Nowhere is this more obvious than in the sound. It’s all here, from the high-speed buzz of the pulse rifle to the signature tone of the smart gun, from the hiss of a lurking xenomorph to the urgent blip of the motion tracker. The production design also does a nice job of capturing the film’s industrial sci-fi aesthetic. Whatever Colonial Marines gets wrong, it has the Aliens look, sound and feel down pat.
The big problem is that it has that look, sound and feel mixed up with an FPS that has arrived at least five years too late. This is as straight a corridor shooter as they come; one where you’re led from one area to the next by one or two of your fellow marines, and from alien encounter to alien encounter. It’s the kind of game where you’re constantly moving to the next door, waiting for someone to open it, or trying to catch up with your CPU-controlled buddies, who can usually be found waiting by a door for you to turn up. Even the most derivative Call of Duty clone has the sense to liven things up with the odd set-piece these days, but while Colonial Marines stretches the formula on a few occasions, it clings to it for the majority of the game.
Nor is the shooting all that satisfying.
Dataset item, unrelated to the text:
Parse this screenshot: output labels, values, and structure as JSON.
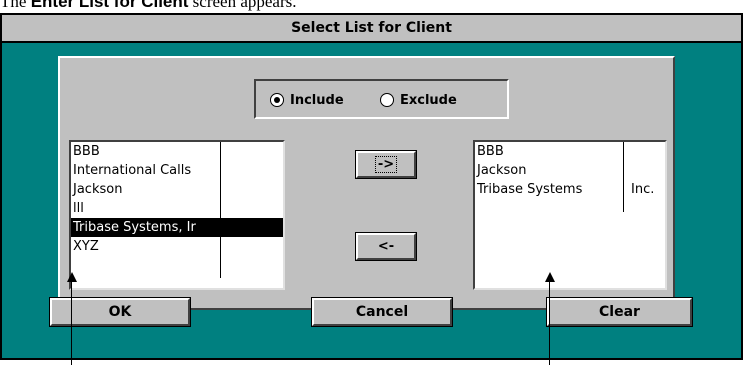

The aliens do all the right things - crawling along the ceilings, popping out from nowhere to attack - but don't they move in quite the right way and make a less convincing menace the more the game goes on. There are numerous sub-types with faster movement, more aggressive attacks or even ranged attacks, but these don’t add that dramatically to the challenge. And while the game finds space to also throw in Weyland Yutani private military forces, even these rarely go beyond the old pop in and out of cover routine. In fact, your human foes are even less interesting to fight than the alien ones.